PPKM Level 4
Buka Tutup Kebijakan PPKM, Pengusaha: Kami Sudah Tidak Kuat
Buka-tutup kebijakan pemberlakuan pembatasan kegiatan masyarakat (PPKM) oleh pemerintah membuat pengusaha di Jateng di ambang sengsara.
TRIBUNJATENG.COM, SEMARANG -- Buka-tutup kebijakan pemberlakuan pembatasan kegiatan masyarakat (PPKM) oleh pemerintah membuat pengusaha di Jateng di ambang sengsara.
Pasalnya, penerapan PPKM hingga PPKM Darurat/level 4 saat ini dinilai masih tidak efektif, dan justru membuat para pengusaha semakin babak belur.
"Kami sudah mengalami krisis ekonomi 17 bulan. Kami bertanya, apakah covid-19 ini membuat kita miskin? Sepertinya tidak, kebijakan pemerintah yang membuat kita miskin," seru Ketua Himpunan Pengusaha Muda Indonesia (Hipmi) Jateng, Billy Dahlan, kepada media, akhir pekan lalu.
Ia mewakili pengusaha muda di Jateng mengaku sudah tak kuat lagi merasakan imbas dari diterapkannya PPKM hingga PPKM darurat/level 4.
Menurutnya, para pengusaha sudah mencoba bertahan dengan melakukan efisiensi dan inovasi untuk menekan kerugian. Namun, cara yang dilakukan belum berhasil.
Bahkan, Billy menyebutkan, kerugian yang mencapai miliaran membuat para pengusaha terpaksa melakukan PHK terhadap karyawan.
Selain itu, penjualan aset juga tidak bisa dihindarkan untuk menutupi operasional perusahaan.

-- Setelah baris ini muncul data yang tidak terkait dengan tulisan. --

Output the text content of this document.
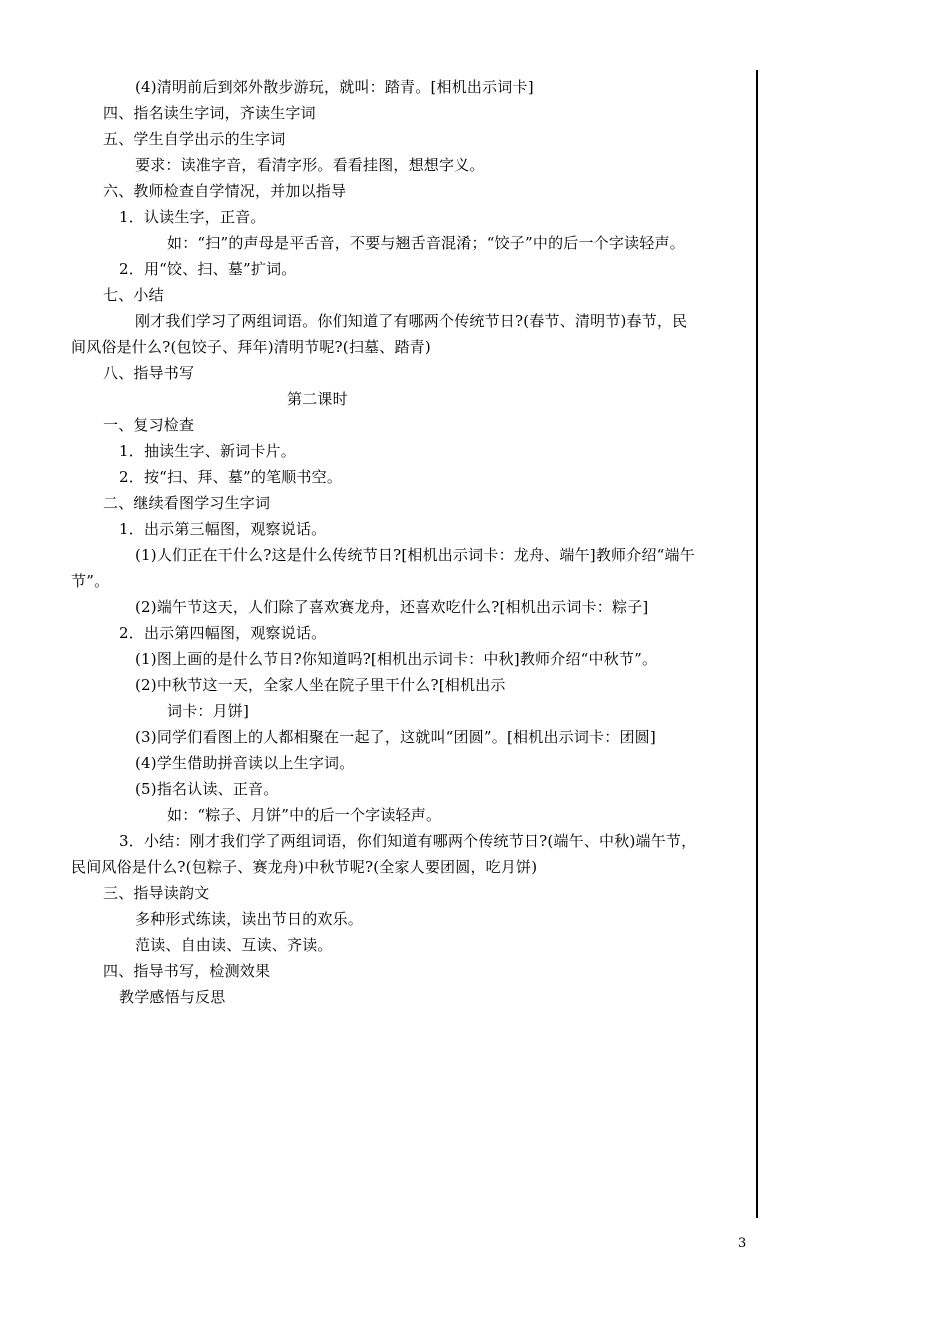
(4)清明前后到郊外散步游玩，就叫：踏青。[相机出示词卡]
四、指名读生字词，齐读生字词
五、学生自学出示的生字词
要求：读准字音，看清字形。看看挂图，想想字义。
六、教师检查自学情况，并加以指导
1．认读生字，正音。
如：“扫”的声母是平舌音，不要与翘舌音混淆；“饺子”中的后一个字读轻声。
2．用“饺、扫、墓”扩词。
七、小结
刚才我们学习了两组词语。你们知道了有哪两个传统节日?(春节、清明节)春节，民
间风俗是什么?(包饺子、拜年)清明节呢?(扫墓、踏青)
八、指导书写
第二课时
一、复习检查
1．抽读生字、新词卡片。
2．按“扫、拜、墓”的笔顺书空。
二、继续看图学习生字词
1．出示第三幅图，观察说话。
(1)人们正在干什么?这是什么传统节日?[相机出示词卡：龙舟、端午]教师介绍“端午
节”。
(2)端午节这天，人们除了喜欢赛龙舟，还喜欢吃什么?[相机出示词卡：粽子]
2．出示第四幅图，观察说话。
(1)图上画的是什么节日?你知道吗?[相机出示词卡：中秋]教师介绍“中秋节”。
(2)中秋节这一天，全家人坐在院子里干什么?[相机出示
词卡：月饼]
(3)同学们看图上的人都相聚在一起了，这就叫“团圆”。[相机出示词卡：团圆]
(4)学生借助拼音读以上生字词。
(5)指名认读、正音。
如：“粽子、月饼”中的后一个字读轻声。
3．小结：刚才我们学了两组词语，你们知道有哪两个传统节日?(端午、中秋)端午节，
民间风俗是什么?(包粽子、赛龙舟)中秋节呢?(全家人要团圆，吃月饼)
三、指导读韵文
多种形式练读，读出节日的欢乐。
范读、自由读、互读、齐读。
四、指导书写，检测效果
教学感悟与反思
3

Di masa pandemi, dia menambahkan, pihaknya sudah mencoba menyiasati dengan fokus ke satu prioritas, yakni efisiensi dan mengurangi tenaga kerja. Pindah online pun sudah lakukan, tetapi pengetatan PPKM dinilai tetap membuat kondisi semakin berat.
"Saya sendiri punya karyawan di grup 6.000 orang, dan tahun lalu sudah merumahkan hampir 2.000 orang. Kami juga sudah mem-PHK lebih dari 600 orang, dan kas juga sudah habis.
Saat PPKM darurat ini mau menggaji karyawan sudah bingung, mau diefisiensikan semua? Saya yakin ini juga terjadi pada banyak pengusaha," keluhnya.
Billy menyebut, dari total 1.500 anggota Hipmi Jateng, pengusaha yang tidak terdampak pandemi tidak lebih dari 3 persen.
Menurut dia, yang mampu bertahan itu hanyalah pengusaha bidang kesehatan dan farmasi, mengingat saat ini sangat dibutuhkan. Sementara lainnya, sebagian besar merasakan dampak sama hingga mengalami kerugian miliaran rupiah.
"Mayoritas terdampak, baik sektor esensial maupun nonesensial. Wisata, retail, advertising, semuanya, tidak bisa saya sebutkan satu persatu. Jangankan kehilangan potensi, yang sudah benar-benar hilang saja sudah puluhan miliar (rupiah)," paparnya.
Dengan kondisi itu, Billy mempertanyakan keseriusan pemerintah. Pasalnya, ia melihat berbagai kebijakan yang dilakukan pemerintah ini tidak memberikan dampak apapun, termasuk PPKM level 4 yang dinilai tidak terukur dan tidak memiliki target jelas.
Ia berujar, jika PPKM hanya untuk mencegah dan mengurangi penularan covid-19, ia tidak yakin kebijakan itu tepat.